Mr Clare spoke after revealing four people had died and 144 asylum-seekers were plucked from the high seas after a boat capsized near Christmas Island on Tuesday.
He said the deaths highlighted the "wretchedly difficult" nature of creating policies to deal with asylum-seekers arriving by boat.
Border Protection Commander Rear Admiral David Johnston said officers had worked in difficult conditions, including two metre swells, to pluck 144 survivors from the water, including up to 19 children.
He said Border Protection Command had also experienced a rise in the "operational tempo" in Australian water, alluding to hundreds of new arrivals in recent weeks.
"Dealing with deaths is particularly difficult, difficult in circumstances, physically difficult for those involved and emotionally difficult," he said.
"It is a dreadful feeling in the stomach when we hear of a vessel that has capsized."
Rear Admiral Johnston said the arrivals had come on a boat which was designed to carry cargo, rather than people, and authorities were still transferring survivors to Christmas Island on Wednesday.

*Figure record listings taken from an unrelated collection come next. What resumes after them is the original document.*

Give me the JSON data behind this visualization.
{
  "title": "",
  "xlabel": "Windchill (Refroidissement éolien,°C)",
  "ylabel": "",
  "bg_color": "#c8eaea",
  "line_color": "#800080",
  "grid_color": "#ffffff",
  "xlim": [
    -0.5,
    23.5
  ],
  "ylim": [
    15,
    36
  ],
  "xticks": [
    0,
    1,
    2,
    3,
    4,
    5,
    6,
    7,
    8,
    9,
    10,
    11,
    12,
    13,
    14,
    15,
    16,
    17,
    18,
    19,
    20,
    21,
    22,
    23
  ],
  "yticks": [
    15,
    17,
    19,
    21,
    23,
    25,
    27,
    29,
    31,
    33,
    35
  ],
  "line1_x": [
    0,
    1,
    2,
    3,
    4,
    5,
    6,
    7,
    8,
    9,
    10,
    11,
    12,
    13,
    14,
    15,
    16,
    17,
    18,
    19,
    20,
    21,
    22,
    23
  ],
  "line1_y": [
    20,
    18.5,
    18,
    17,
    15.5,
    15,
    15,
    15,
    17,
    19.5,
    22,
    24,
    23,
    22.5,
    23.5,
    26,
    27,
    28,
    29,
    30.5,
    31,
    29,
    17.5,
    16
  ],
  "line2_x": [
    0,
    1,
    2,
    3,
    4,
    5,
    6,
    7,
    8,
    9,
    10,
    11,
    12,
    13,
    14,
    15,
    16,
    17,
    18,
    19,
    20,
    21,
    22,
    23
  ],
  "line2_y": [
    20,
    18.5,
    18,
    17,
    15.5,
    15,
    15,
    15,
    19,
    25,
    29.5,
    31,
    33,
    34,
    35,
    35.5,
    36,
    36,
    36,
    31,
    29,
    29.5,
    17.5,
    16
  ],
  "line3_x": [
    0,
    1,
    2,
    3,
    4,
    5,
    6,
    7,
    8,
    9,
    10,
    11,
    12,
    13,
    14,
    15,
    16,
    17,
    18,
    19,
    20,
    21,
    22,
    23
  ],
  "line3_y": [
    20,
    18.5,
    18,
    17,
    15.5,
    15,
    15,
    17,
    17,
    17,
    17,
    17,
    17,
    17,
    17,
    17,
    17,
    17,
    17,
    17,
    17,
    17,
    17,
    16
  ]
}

Mr Clare said he wouldn't be surprised if people smugglers tell asylum-seekers anything to get them on a boat.
"If you can put 100 people on a bat, you can make a million dollars. If you can put 200 people on a boat, you can make $2 million," he said.
"The more money they can make, the more people they can get on a boat, even if that costs lives, is what matters to them."
Mr Clare said Australian politicians had been fighting about the issue for 10 years - "Australians are sick of it, and if we are going to fix this problem, we need to work together".
But, despite his call for a bipartisan approach to asylum-seekers, he said it was not appropriate to talk about politics on a day when four people had died.
It is understood those on board included asylum-seekers from Afghanistan, Pakistan, Iran and Iraq, including three Indonesian crew members.